Meğer...

“Kaybetme hissim yıllardır yok, çünkü sahip olduğum hiçbir şey yok.

 Her şeyimiz emanet, canımız bile…”

Aret Vartanyan “İnsanın değer ve sevgi görme açlığı” başlığı altındaki konuşmasında böyle diyordu.

Bu yaşam felsefesini benimseyen ve uygulayabilen insanların önünde hayranlık ve saygı ile eğilirim.

Kaybetme korkusu mu yoksa başkasında olana özenmek mi?

Acaba hangisi insanı en çok mutsuz ediyor?

Kapalı kapılar ardında yaşananları bilmeden hep başkalarının hayatlarını kendininkinden üstün görenler…

Atasözümüz ne güzel der;

‘Komşunun tavuğu komşuya kaz görünür’

Bundan bir kaç ay önceydi.

Taşınma telaşı, yorgunluk, stres derken vücudum iflas etti ve beni yatağa düşürdü.

Tabii o durumda hayatımda fazla bir atraksiyon olamadığı için başladım camdan bahçeyi seyretmeye…

Meğer bizim küçücük bahçede bildiğin canlı kuş belgeseli çekiliyormuş.

Güvercin ve Kumru karışımı bir kuş, sabahın erken saatlerinden öğlene kadar itina ile çalıları toplayıp bir yere taşımaya başladı.

Hemen bahçenin köşesindeki bir çam ağacına yuva yapmış.

Ben iyileştim, bu defa o yumurtalarının üzerinde yatmaya başladı.

Sonra bir gün belki bir saat, belki 10 dk, belki de 30 saniye yuvasını boş bıraktığı an bir alacalı karganın ağzında yuvadan çalınmış minicik yavruyu gördüm…

O an da  bir saniye bahçe yerine televizyona baksam bu olaya şahit olmayacaktım ama olmadı…

Sanki başımdan kaynar sular döküldü. 

Oysa ki ben… 

Oh demiştim şu kuşların keyfi beyde yok.

3-4 çalı topladı evini yaptı. Doğada mis gibi hayat…

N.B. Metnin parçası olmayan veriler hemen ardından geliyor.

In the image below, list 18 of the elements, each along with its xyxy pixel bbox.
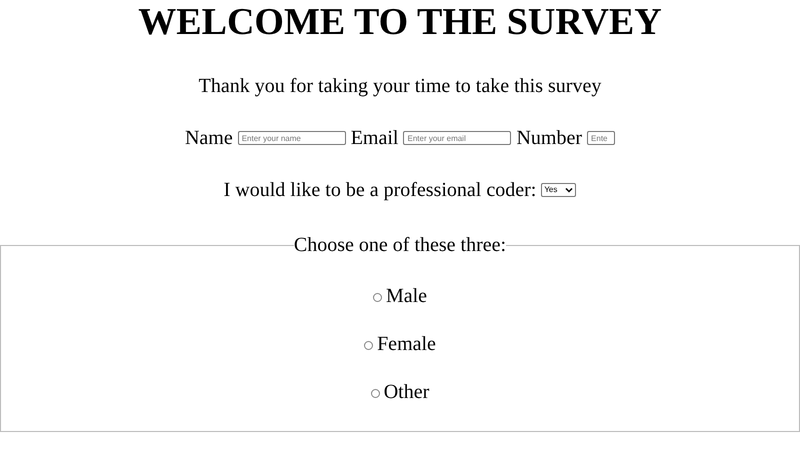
- coder-label: I would like to be a professional coder:: [224, 178, 536, 202]
- field-label: Number: [516, 126, 582, 150]
- intro-text: Thank you for taking your time to take this survey: [198, 74, 602, 98]
- radio-button[interactable]: [364, 341, 374, 350]
- option-label: Male: [386, 284, 428, 308]
- input-field[interactable]: Enter your name: [238, 131, 346, 145]
- radio-button[interactable]: [372, 293, 382, 302]
- field-label: Email: [350, 126, 398, 150]
- page-title: WELCOME TO THE SURVEY: [137, 0, 663, 42]
- option-label: Other: [384, 380, 430, 404]
- panel-legend: Choose one of these three:: [294, 234, 506, 256]
- dropdown[interactable]: Yes: [541, 183, 576, 197]
- input-field[interactable]: Ente: [587, 131, 616, 145]
- caret-icon: [565, 187, 574, 193]
- input-field[interactable]: Enter your email: [403, 131, 512, 145]
- field-label: Name: [184, 126, 233, 150]
- radio-button[interactable]: [370, 389, 380, 398]
- option-label: Female: [377, 332, 436, 356]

Kira ödeme derdi yok, aptal aptal fazla eşyaların içinde kaybolmak yok…

Özgürlük desen özgürlük…

Soğuk mu geldi çırp kanadını doğru sıcak ülkelere…

Ama anladım ki durum hiç de göründüğü gibi değilmiş…

Ne sen ne ben ne de o...

Her canlı için hayat zormuş...

Ta ki nefes aldığımız sürece…

* * *

Hoş Gör Ya Rabbi

Çok denedin;

Bomboş bir yolda bile gidiyor olsan,

her virajı döndüğünde 

karşıdan bir araba çıkar.

Aynı hayat gibi…

En mutlu olduğun an, 

Adam akıllı yere bi’ çakılırsın,

Sonra uğraş ki parçalarını toparlayabilesin.

En sevdiklerin, dünyanın dibine taht kurar

Diğerleri ise bir tuşa basma mesafesi

Bir gün iyisin bir gün kötü

Aynı hayat gibi…

Kendini en dertli sandığın günde;

Yokluktan çocuklarını ısıtamadığı için, ellerine saç kurutma makinası verip, kendi hayatına son veren anneyi düşünürsün.

Derdinden utanırsın

Dünyada yaşananları düşünürsün, 

Derdinden utanırsın.

Hep en yüksek sesle şükredersin, 

Ağladığında ise sesin çıkmaz, bulduğun her karanlığa saklanırsın.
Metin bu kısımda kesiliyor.